Mission Impossible: Characterising Network Coding Regions
The prevailing approach for data transport in communications networks is routing. Packets travel from source to destination via intermediate routers, which switch packets from incoming links onto outgoing links. This approach is ubiquitous in packet switched networks such as the Internet. The underlying conceptual model is physical commodity flow, e.g. highway traffic or water in pipes. If multiple packets wish to simultaneously occupy the same link, some packets must wait or be dropped. Network coding stems from the realisation that information is fundamentally different to physical commodities. Intermediate nodes can perform more general data processing, rather than just switching. For example, packets can be combined via modulo 2 addition. Network coding is practically and theoretically significant. Not only can it increase throughput, it is robust to link failures, and can minimise delay or transmission cost. This tutorial will begin with an introduction of network coding and its applications in distributed data storage network.

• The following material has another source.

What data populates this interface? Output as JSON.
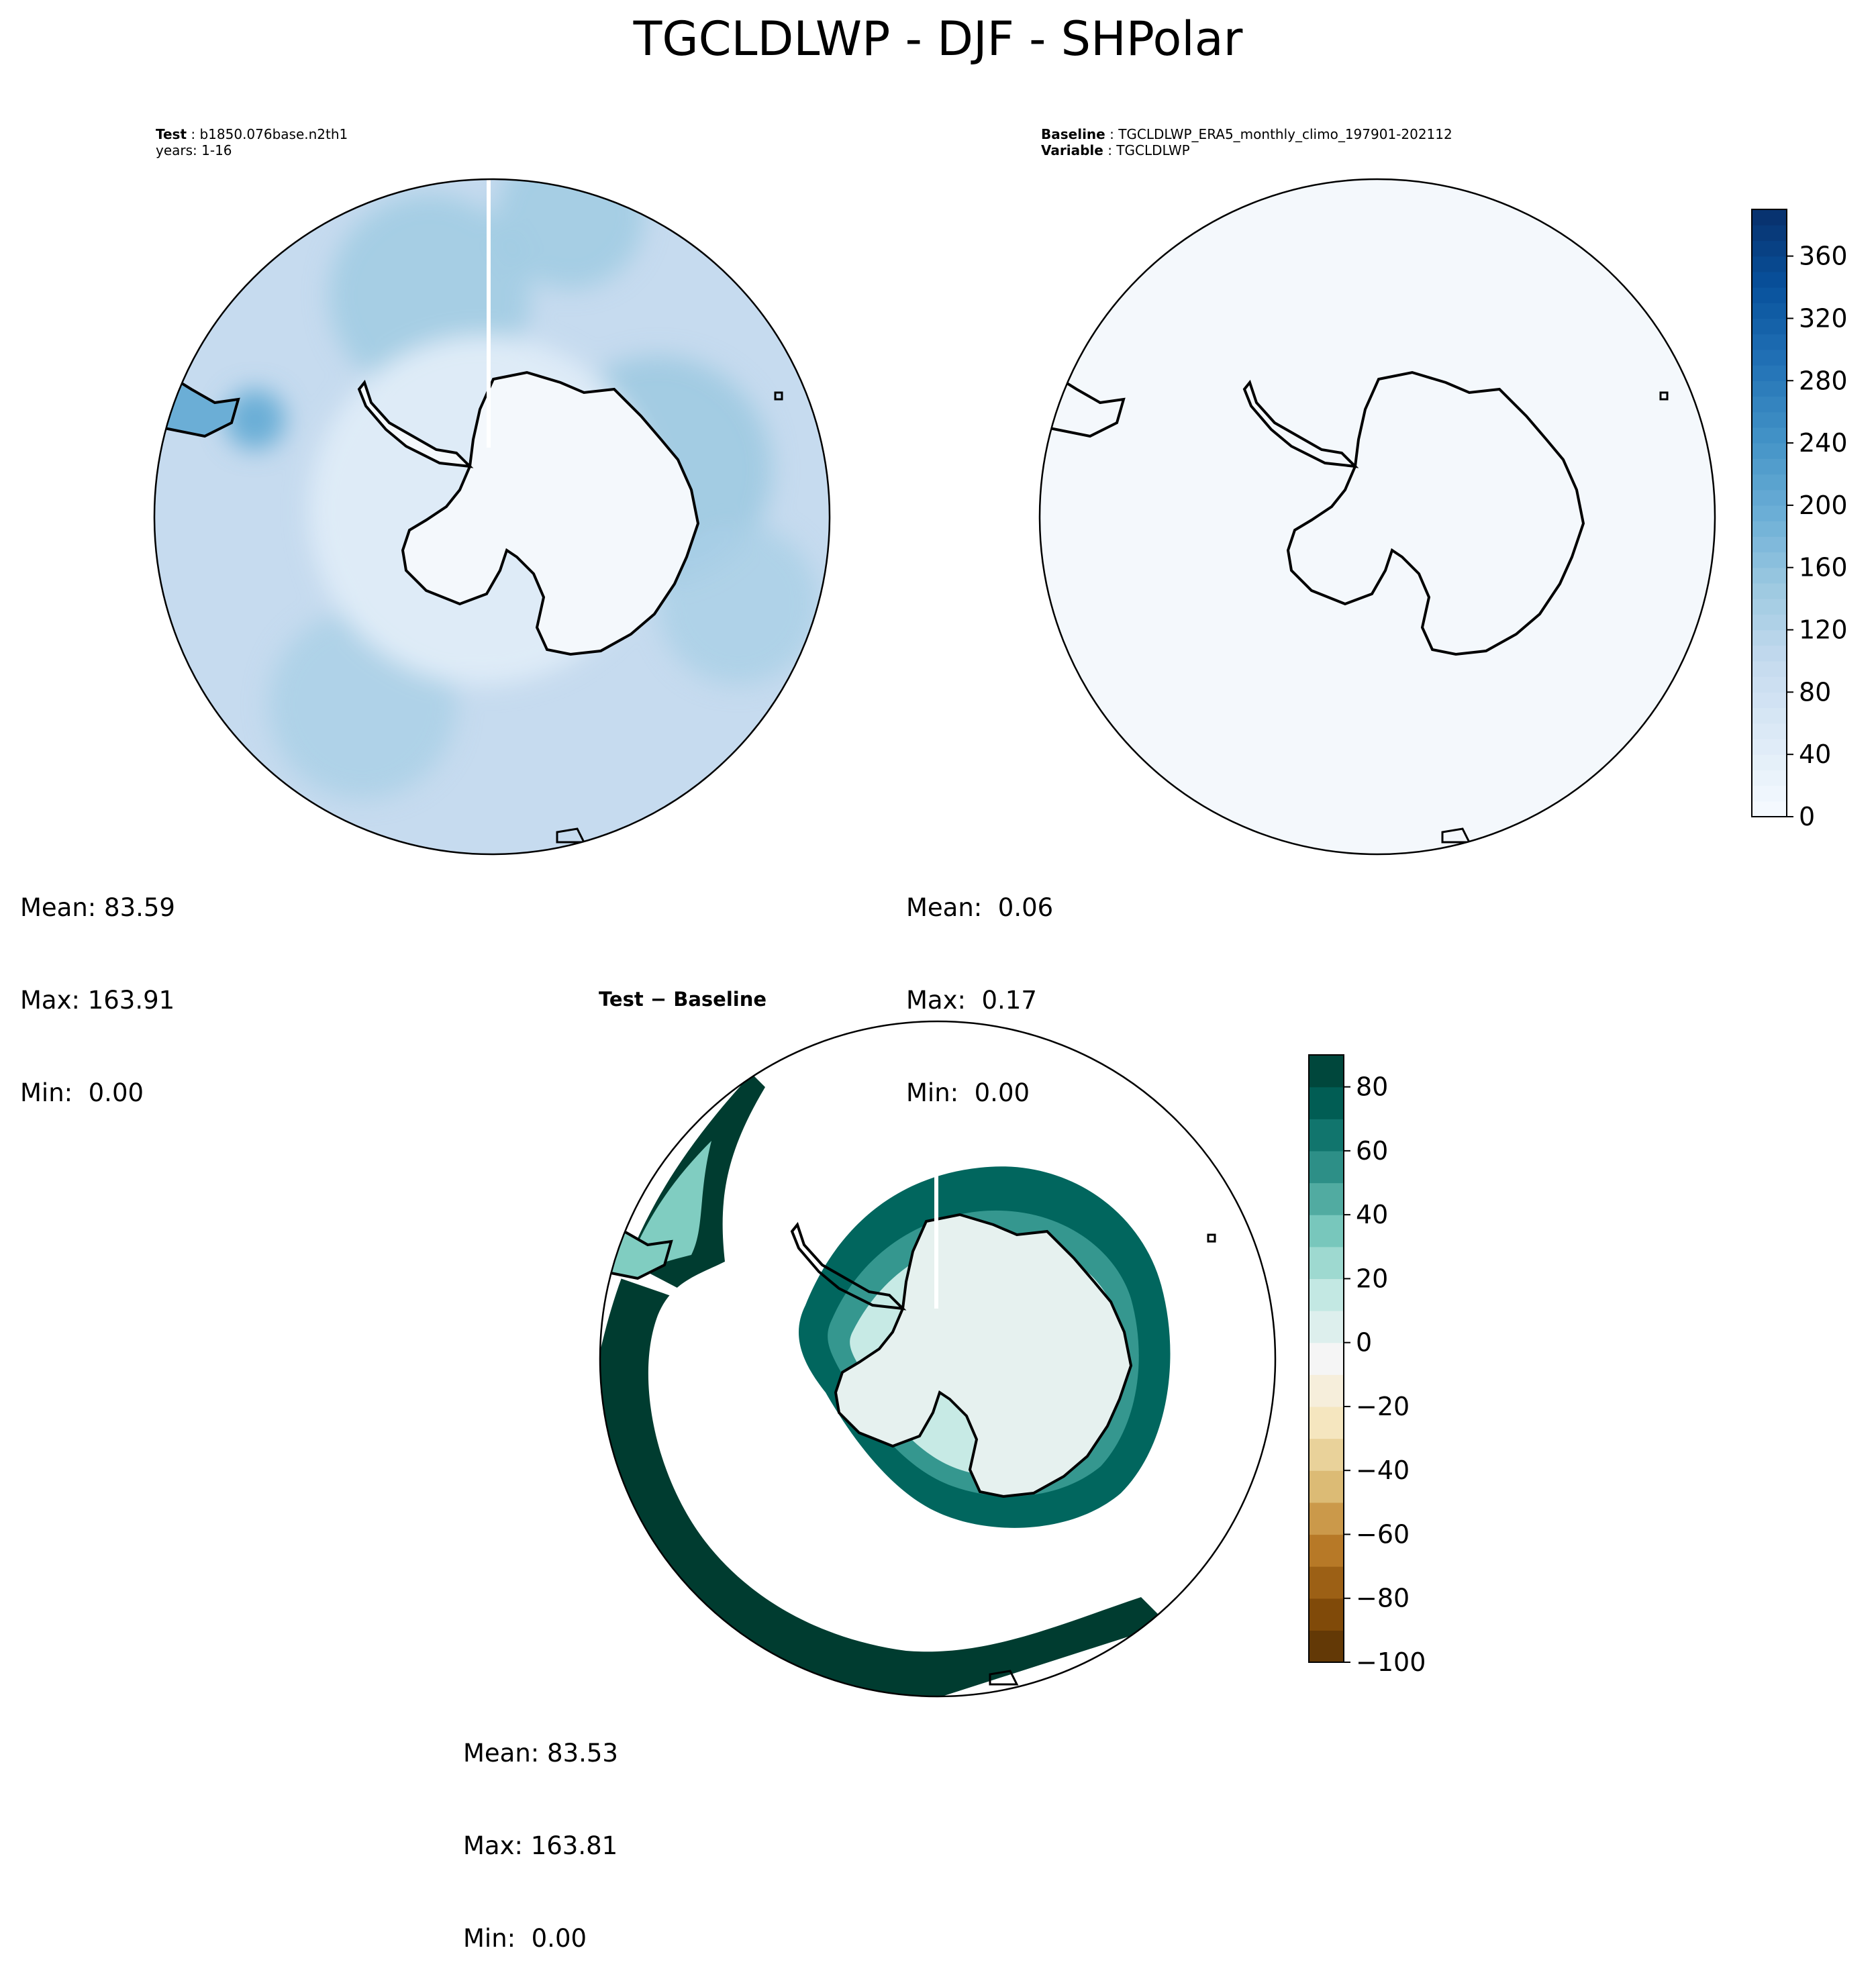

Characterising the network coding region (i.e., the set of achievable source transmission rate and link capacity tuples) is a fundamental question in network coding. The problem is completely solved for single source multicast (one source with several receivers): The network coding region is characterised by max-flow/min-cut bound. Optimal network codes can also be found easily in this case. In contrast, finding optimal routes and maximum routing throughput is fundamentally hard. In the general non-multicast setting, the problem is still an open challenge.
The second part of the tutorial will focus on existing results in addressing this challenging problem. Specifically, we will cover the following topics:
- Characterisation of network coding region by entropy functions
- Dualities between characterisation of network coding regions and information inequalities
- Linear Programming (LP) bounds
- Constrained network coding
LP bound is probably the most tightest computable bound in existing literature. However, one of its deficiency is its high computational complexity: Both the number of variables and the number of constraints increase exponentially with the number of links in the network, making the bound computationally infeasible even for modest networks. The third part of the tutorial will examine several computationally efficient “network-based” bounds, including the cut-set bounds, the functional dependency bounds and the network sharing bounds.